Why XGBoost?

Xgboost is short for the eXtreme Gradient Boosting package.

What is boosting? Quick Explanation:

Two common terms used in ML is Bagging & Boosting
Bagging: It is an approach where you take random samples of data, builds learning algorithms, and take simple means to find bagging probabilities.
Boosting: Boosting is similar, however, the selection of the sample is made more intelligently. We subsequently give more and more weight to hard to classify observations.

XGBOOST – Why is it so Important?

  • In broad terms, it’s the efficiency, accuracy, and feasibility of this algorithm.
  • It has both linear model solver and tree learning algorithms. So, what makes it fast is its capacity to do parallel computation on a single machine.
  • It also has additional features for doing cross-validation and finding important variables.

Features – XGBOOST:

  • Speed: it can automatically do parallel computation on Windows and Linux, with OpenMP. It is generally over 10 times faster than the classical gbm.
  • Input Type: it takes several types of input data:
  • Dense Matrix: R’s dense matrix, i.e. matrix ;
  • Sparse Matrix: R’s sparse matrix, i.e.
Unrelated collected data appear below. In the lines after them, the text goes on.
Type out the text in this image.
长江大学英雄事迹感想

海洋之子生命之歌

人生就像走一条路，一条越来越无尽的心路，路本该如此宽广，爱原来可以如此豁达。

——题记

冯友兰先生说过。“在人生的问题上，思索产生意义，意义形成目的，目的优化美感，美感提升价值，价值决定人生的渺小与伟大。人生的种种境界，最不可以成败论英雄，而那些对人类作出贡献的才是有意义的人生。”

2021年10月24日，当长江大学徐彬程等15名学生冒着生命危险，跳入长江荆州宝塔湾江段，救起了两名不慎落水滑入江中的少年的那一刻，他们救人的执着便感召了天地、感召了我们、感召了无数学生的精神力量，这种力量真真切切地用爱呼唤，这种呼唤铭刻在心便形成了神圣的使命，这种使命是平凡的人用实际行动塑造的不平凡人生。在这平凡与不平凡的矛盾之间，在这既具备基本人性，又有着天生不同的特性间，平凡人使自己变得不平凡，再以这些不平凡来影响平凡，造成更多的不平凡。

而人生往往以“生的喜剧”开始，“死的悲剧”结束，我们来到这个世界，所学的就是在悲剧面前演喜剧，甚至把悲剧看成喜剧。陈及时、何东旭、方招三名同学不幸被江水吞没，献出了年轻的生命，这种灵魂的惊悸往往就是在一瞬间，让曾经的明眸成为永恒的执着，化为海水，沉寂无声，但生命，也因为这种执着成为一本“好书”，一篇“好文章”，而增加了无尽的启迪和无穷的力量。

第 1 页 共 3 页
Matrix::dgCMatrix ;
  • Data File: local data files ;
  • xgb.DMatrix: its own class (recommended).
  • Sparsity: it accepts sparse input for both tree booster and linear booster, and is optimized for sparse input ;
  • Customization: it supports customized objective functions and evaluation functions.

Numeric vs Categorical Variables:

Xgboost manages only numeric vectors.

What to do when you have categorical data?

A simple method to convert a categorical variable into a numeric vector is One Hot Encoding.

Tree Boosting in a Nutshell:

We first briefly review the learning objective of tree boosting. For a given data set with n examples and m features a tree ensemble model (shown in Fig. above ) uses K additive functions to predict the output.

Industry Usage?

It has also been widely adopted by industry users, including Google, Alibaba and Tencent, and various startup companies. According to a popular article in Forbes, xgboost can scale with hundreds of workers (with each worker utilizing multiple processors) smoothly and solve machine learning problems involving Terabytes of real-world data.